Overall consensus—some things should be left to the professionals. The buns tasted good, but they weren’t nearly as good as the ones we had from a restaurant.
Wednesday: Barramundi and Herbed Couscous
This was definitely my favorite meal of the three, but I may be a little biased with my love for fish. I had never heard of this fish before and was a little disappointed when I looked into it more to learn that it was farmed. This meal gets major points for the difficulty level (or lack thereof!). It was so easy and would be great for anyone who’s busy or who doesn’t have a lot of experience cooking. The honeynut squash are so cute! Plus you don’t have to peel them and they’re really easy to cut. The taste was a lot like acorn squash or butternut.

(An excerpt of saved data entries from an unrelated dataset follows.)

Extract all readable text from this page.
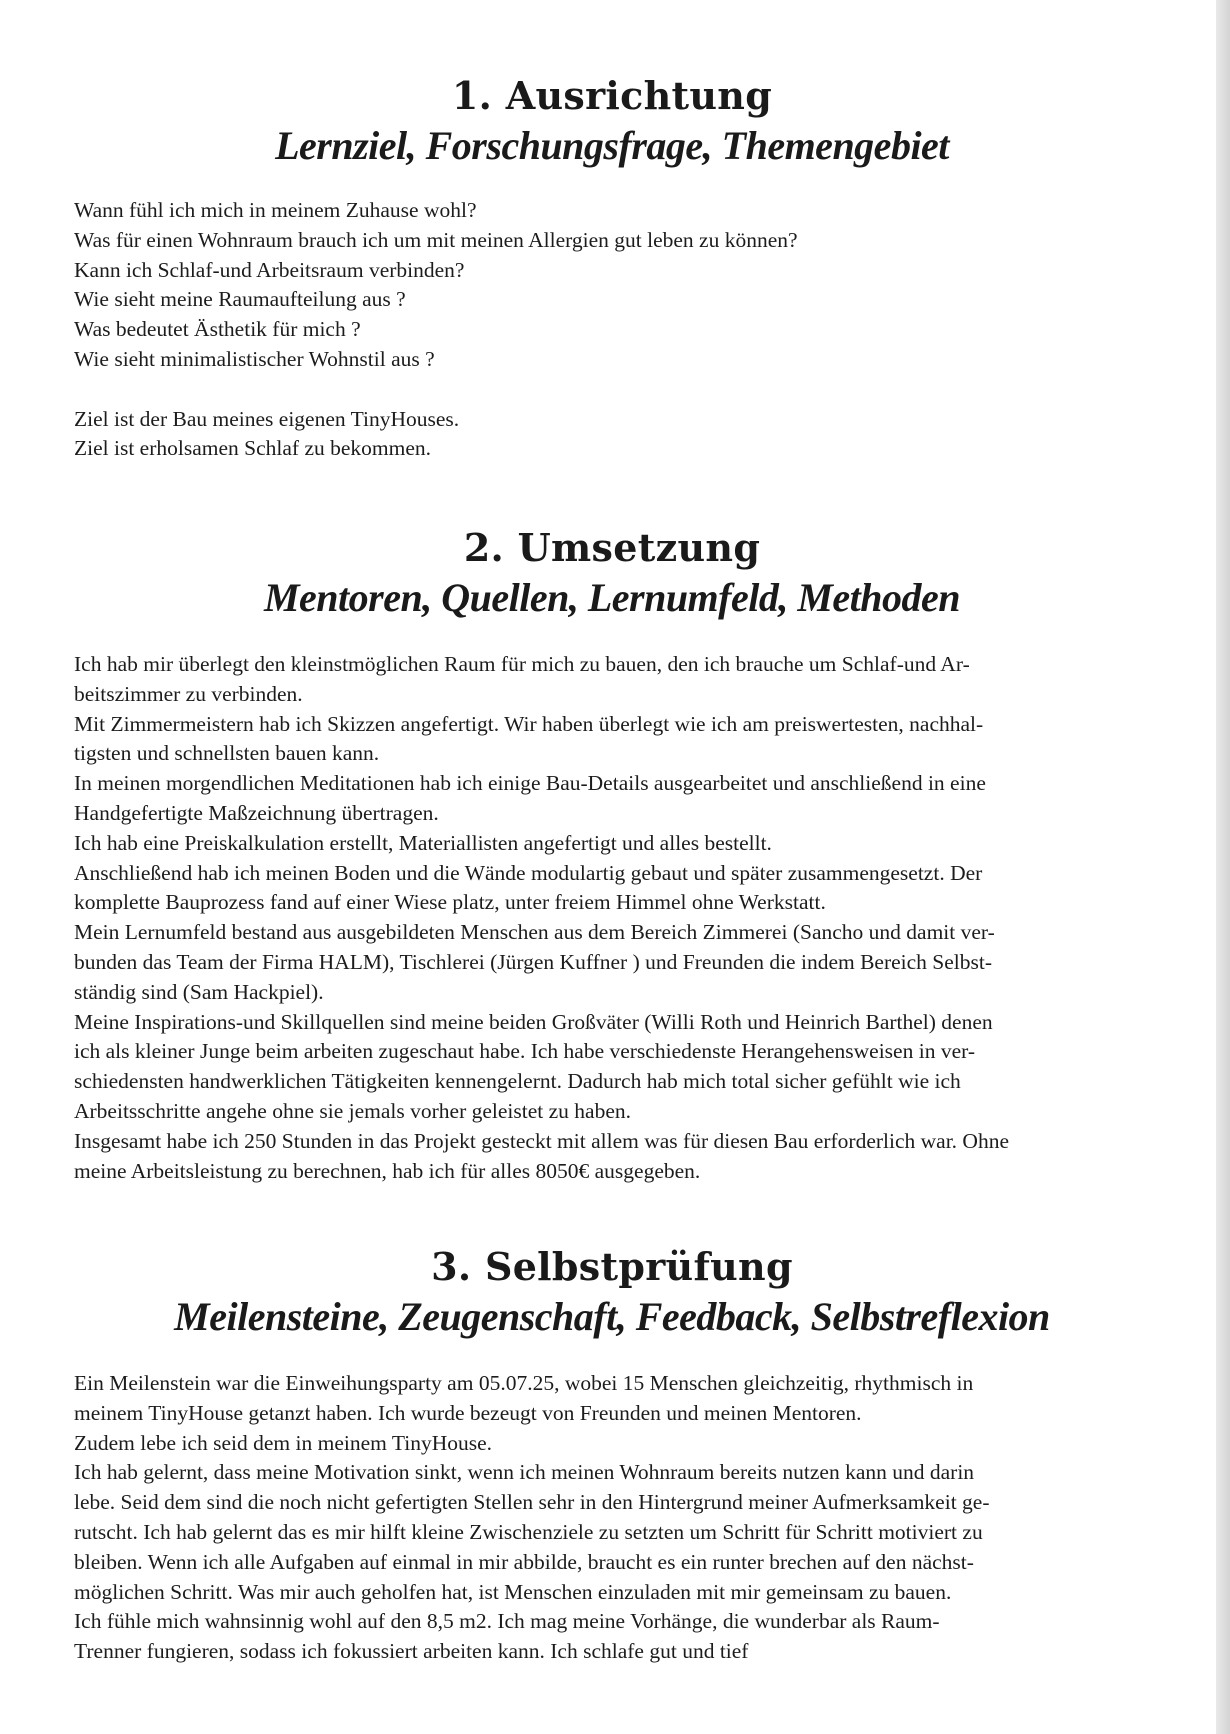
1. Ausrichtung
Lernziel, Forschungsfrage, Themengebiet

Wann fühl ich mich in meinem Zuhause wohl?

Was für einen Wohnraum brauch ich um mit meinen Allergien gut leben zu können?

Kann ich Schlaf-und Arbeitsraum verbinden?

Wie sieht meine Raumaufteilung aus ?

Was bedeutet Ästhetik für mich ?

Wie sieht minimalistischer Wohnstil aus ?

Ziel ist der Bau meines eigenen TinyHouses.

Ziel ist erholsamen Schlaf zu bekommen.

2. Umsetzung
Mentoren, Quellen, Lernumfeld, Methoden

Ich hab mir überlegt den kleinstmöglichen Raum für mich zu bauen, den ich brauche um Schlaf-und Ar-

beitszimmer zu verbinden.

Mit Zimmermeistern hab ich Skizzen angefertigt. Wir haben überlegt wie ich am preiswertesten, nachhal-

tigsten und schnellsten bauen kann.

In meinen morgendlichen Meditationen hab ich einige Bau-Details ausgearbeitet und anschließend in eine

Handgefertigte Maßzeichnung übertragen.

Ich hab eine Preiskalkulation erstellt, Materiallisten angefertigt und alles bestellt.

Anschließend hab ich meinen Boden und die Wände modulartig gebaut und später zusammengesetzt. Der

komplette Bauprozess fand auf einer Wiese platz, unter freiem Himmel ohne Werkstatt.

Mein Lernumfeld bestand aus ausgebildeten Menschen aus dem Bereich Zimmerei (Sancho und damit ver-

bunden das Team der Firma HALM), Tischlerei (Jürgen Kuffner ) und Freunden die indem Bereich Selbst-

ständig sind (Sam Hackpiel).

Meine Inspirations-und Skillquellen sind meine beiden Großväter (Willi Roth und Heinrich Barthel) denen

ich als kleiner Junge beim arbeiten zugeschaut habe. Ich habe verschiedenste Herangehensweisen in ver-

schiedensten handwerklichen Tätigkeiten kennengelernt. Dadurch hab mich total sicher gefühlt wie ich

Arbeitsschritte angehe ohne sie jemals vorher geleistet zu haben.

Insgesamt habe ich 250 Stunden in das Projekt gesteckt mit allem was für diesen Bau erforderlich war. Ohne

meine Arbeitsleistung zu berechnen, hab ich für alles 8050€ ausgegeben.

3. Selbstprüfung
Meilensteine, Zeugenschaft, Feedback, Selbstreflexion

Ein Meilenstein war die Einweihungsparty am 05.07.25, wobei 15 Menschen gleichzeitig, rhythmisch in

meinem TinyHouse getanzt haben. Ich wurde bezeugt von Freunden und meinen Mentoren.

Zudem lebe ich seid dem in meinem TinyHouse.

Ich hab gelernt, dass meine Motivation sinkt, wenn ich meinen Wohnraum bereits nutzen kann und darin

lebe. Seid dem sind die noch nicht gefertigten Stellen sehr in den Hintergrund meiner Aufmerksamkeit ge-

rutscht. Ich hab gelernt das es mir hilft kleine Zwischenziele zu setzten um Schritt für Schritt motiviert zu

bleiben. Wenn ich alle Aufgaben auf einmal in mir abbilde, braucht es ein runter brechen auf den nächst-

möglichen Schritt. Was mir auch geholfen hat, ist Menschen einzuladen mit mir gemeinsam zu bauen.

Ich fühle mich wahnsinnig wohl auf den 8,5 m2. Ich mag meine Vorhänge, die wunderbar als Raum-

Trenner fungieren, sodass ich fokussiert arbeiten kann. Ich schlafe gut und tief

The fish portions were adequate for the recommended 2 servings, but we did have leftover squash and couscous, which I was able to repurpose into dinner the next night with chickpeas, sundried tomatoes, and extra spinach. Win-win!

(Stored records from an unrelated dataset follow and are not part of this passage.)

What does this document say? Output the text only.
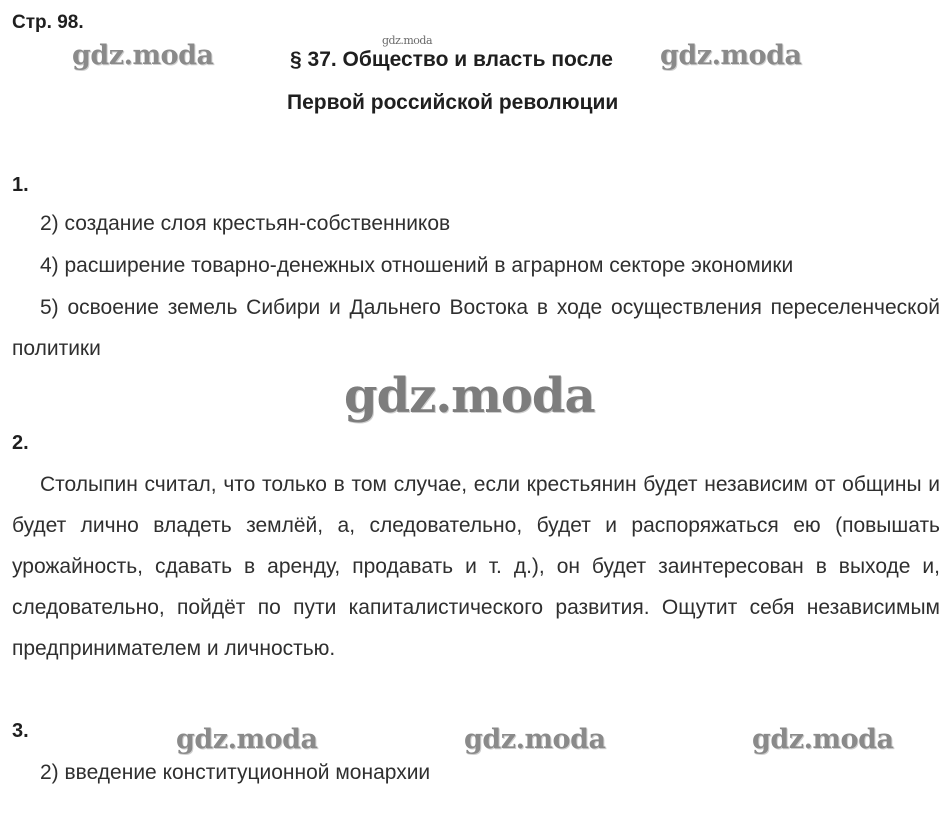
Стр. 98.
gdz.moda	gdz.moda
§ 37. Общество и власть после gdz.moda
Первой российской революции
1.
2) создание слоя крестьян-собственников
4) расширение товарно-денежных отношений в аграрном секторе экономики
5) освоение земель Сибири и Дальнего Востока в ходе осуществления переселенческой политики
gdz.moda
2.
Столыпин считал, что только в том случае, если крестьянин будет независим от общины и будет лично владеть землёй, а, следовательно, будет и распоряжаться ею (повышать урожайность, сдавать в аренду, продавать и т. д.), он будет заинтересован в выходе и, следовательно, пойдёт по пути капиталистического развития. Ощутит себя независимым предпринимателем и личностью.
3.	gdz.moda	gdz.moda	gdz.moda
2) введение конституционной монархии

Lastly (I’m starting to sound like a broken record here…) I’d add more vegetables if I made it in the future. Extra spinach in the couscous felt necessary to balance it out.
Overall consensus— this was a winner. I'd make this recipe again, but would add more vegetables. And I've already gone out to find honeynut squash!
The biggest perk was the convenience. I didn’t feel that these meals were much healthier than getting take out, but they can definitely be veggied up a little if you have extra vegetables in your fridge. I’d recommend checking the ingredients list and the nutrition information before ordering so that you can make an educated decision. I did enjoy the taste of all of them, which is obviously very important! Not sure if I’d order again, but I am interested in trying some of the other meal delivery kits to see how they’d compare. They could be great for weeks when you’re coming back from traveling or have a lot going on and don’t have time to grocery shop.